The Chinese government plans to make more than $1 billion available over the next few years to drive cloud computing development, according to a new paper commissioned by the US-China Economic and Security Commission.
“Red Cloud Rising: Cloud Computing in China”, written by the Center for Intelligence Research and Analysis, predicts that this investment would allow China’s cloud industry to reach $163 billion by 2015.
Some of the challenges preventing the Chinese cloud industry from growing at this rate include low reliability and energy efficiency in domestic data centers, lack of innovation in core chip development, and inadequate visualization support.
Unlike the US, the report said that “Chinese state guiding documents show no indication that technical requirements for Chinese government cloud computing requirements will ever be shared publicly.” In addition, Chinese policies around cloud computing standards look to create “‘indigenous innovation’ requirements for domestic sales of cloud computing technology in order to protect Chinese enterprises from foreign competition.”
While the Chinese government has imposed limits and restrictions on foreign investment in value-added telecommunications services, US companies can enter the Chinese market through joint partnerships in order to provide cloud services to Chinese consumers from data centers in China. For example, Microsoft partnered with 21Vianet.
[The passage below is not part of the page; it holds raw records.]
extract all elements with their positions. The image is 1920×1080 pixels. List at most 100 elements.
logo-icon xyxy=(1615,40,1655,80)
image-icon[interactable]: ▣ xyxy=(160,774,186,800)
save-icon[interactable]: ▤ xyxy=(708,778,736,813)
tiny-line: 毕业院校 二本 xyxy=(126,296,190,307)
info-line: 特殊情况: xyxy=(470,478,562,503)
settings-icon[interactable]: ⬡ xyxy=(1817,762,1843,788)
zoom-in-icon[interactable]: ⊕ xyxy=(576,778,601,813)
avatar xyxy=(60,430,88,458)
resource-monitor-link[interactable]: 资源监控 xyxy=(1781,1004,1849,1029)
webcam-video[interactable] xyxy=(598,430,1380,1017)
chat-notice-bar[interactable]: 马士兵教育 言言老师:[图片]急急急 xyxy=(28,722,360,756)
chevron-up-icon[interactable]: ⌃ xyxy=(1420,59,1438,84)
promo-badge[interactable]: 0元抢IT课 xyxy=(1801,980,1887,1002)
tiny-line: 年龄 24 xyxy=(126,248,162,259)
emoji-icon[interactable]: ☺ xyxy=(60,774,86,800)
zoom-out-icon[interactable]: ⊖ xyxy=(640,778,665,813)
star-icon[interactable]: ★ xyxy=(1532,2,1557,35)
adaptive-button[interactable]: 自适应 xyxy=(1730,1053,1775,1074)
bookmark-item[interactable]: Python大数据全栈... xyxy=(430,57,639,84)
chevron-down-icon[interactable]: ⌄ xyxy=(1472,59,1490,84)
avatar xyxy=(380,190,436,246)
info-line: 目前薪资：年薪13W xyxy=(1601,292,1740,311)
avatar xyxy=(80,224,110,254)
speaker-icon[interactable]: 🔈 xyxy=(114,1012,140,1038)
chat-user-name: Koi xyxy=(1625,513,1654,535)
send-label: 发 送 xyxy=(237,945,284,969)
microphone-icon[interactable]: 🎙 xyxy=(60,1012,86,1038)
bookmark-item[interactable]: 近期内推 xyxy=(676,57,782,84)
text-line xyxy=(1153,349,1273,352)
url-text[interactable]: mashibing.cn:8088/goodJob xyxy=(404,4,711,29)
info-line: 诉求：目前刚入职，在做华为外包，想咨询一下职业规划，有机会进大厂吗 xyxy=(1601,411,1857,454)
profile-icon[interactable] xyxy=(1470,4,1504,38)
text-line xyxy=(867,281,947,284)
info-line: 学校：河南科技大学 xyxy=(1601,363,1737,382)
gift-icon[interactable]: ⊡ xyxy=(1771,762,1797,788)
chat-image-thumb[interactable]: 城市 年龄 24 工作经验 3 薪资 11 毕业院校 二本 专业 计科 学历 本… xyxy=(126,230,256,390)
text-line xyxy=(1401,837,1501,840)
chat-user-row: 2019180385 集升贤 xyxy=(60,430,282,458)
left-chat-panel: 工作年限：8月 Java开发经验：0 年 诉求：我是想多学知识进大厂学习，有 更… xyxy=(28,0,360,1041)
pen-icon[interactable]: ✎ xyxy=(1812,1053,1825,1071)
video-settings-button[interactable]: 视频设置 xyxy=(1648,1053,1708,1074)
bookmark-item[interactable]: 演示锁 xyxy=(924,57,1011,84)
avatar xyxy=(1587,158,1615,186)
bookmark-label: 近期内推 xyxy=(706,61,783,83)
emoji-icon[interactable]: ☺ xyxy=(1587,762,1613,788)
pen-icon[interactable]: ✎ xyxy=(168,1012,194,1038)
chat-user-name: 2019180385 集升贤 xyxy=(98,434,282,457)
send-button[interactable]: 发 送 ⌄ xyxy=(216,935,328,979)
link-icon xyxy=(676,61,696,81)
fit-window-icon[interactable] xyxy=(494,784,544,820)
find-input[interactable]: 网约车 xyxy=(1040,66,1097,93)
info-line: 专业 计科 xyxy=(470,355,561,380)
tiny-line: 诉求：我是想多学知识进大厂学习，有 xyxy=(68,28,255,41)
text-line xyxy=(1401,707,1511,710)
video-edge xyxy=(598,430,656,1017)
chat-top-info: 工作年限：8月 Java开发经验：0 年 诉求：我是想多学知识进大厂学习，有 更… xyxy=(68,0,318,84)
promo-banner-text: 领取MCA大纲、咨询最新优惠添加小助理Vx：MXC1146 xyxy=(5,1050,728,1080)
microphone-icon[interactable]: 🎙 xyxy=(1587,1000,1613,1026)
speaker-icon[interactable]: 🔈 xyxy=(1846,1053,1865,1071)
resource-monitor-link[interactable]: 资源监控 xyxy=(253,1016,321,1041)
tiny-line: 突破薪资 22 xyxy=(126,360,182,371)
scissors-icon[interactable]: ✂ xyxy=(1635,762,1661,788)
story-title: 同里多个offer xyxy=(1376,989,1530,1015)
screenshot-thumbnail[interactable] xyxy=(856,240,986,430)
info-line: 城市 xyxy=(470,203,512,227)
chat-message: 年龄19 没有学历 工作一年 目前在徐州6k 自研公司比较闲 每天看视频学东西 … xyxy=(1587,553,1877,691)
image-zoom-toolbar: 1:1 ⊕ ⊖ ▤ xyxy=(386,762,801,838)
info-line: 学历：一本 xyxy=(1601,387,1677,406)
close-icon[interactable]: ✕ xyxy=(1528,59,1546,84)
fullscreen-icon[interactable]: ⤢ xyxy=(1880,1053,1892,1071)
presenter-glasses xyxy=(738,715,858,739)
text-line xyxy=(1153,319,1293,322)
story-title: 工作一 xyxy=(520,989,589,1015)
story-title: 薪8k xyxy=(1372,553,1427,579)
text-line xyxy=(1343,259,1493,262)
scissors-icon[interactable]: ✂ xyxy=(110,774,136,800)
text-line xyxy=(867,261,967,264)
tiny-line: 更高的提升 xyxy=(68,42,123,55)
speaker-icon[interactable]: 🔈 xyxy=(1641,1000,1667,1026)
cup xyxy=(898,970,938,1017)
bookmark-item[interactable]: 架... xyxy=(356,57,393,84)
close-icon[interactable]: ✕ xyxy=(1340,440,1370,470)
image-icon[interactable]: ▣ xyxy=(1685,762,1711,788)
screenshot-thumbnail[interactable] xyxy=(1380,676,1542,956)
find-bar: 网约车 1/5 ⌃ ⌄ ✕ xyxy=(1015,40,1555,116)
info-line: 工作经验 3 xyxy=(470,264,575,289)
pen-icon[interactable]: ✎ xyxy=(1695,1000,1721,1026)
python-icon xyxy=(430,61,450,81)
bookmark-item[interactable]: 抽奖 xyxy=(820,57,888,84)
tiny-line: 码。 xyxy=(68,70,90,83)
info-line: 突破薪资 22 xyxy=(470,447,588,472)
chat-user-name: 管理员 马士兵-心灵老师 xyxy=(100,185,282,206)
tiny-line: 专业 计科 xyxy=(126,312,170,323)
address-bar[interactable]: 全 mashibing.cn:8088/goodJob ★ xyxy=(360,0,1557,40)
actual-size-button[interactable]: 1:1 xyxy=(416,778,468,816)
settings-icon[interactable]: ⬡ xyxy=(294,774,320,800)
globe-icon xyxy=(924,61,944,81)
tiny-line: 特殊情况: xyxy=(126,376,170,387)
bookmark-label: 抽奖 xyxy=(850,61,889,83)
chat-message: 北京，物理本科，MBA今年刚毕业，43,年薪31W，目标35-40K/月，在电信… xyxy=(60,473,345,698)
The partnership, according to the report, “raises a potential security risk for Windows Azure users who have no business in China whatsoever, a risk stemming not from technical vulnerabilities but from the Chinese government itself.”
Even smaller scale requests for sensitive information could be an issue, according to the report; “Microsoft has found itself compelled to provide the Chinese government with full source code for Microsoft Windows and other core products, which may have enabled the PLA and Chinese intelligence services to more effectively penetrate and exploit foreign systems and infrastructure.”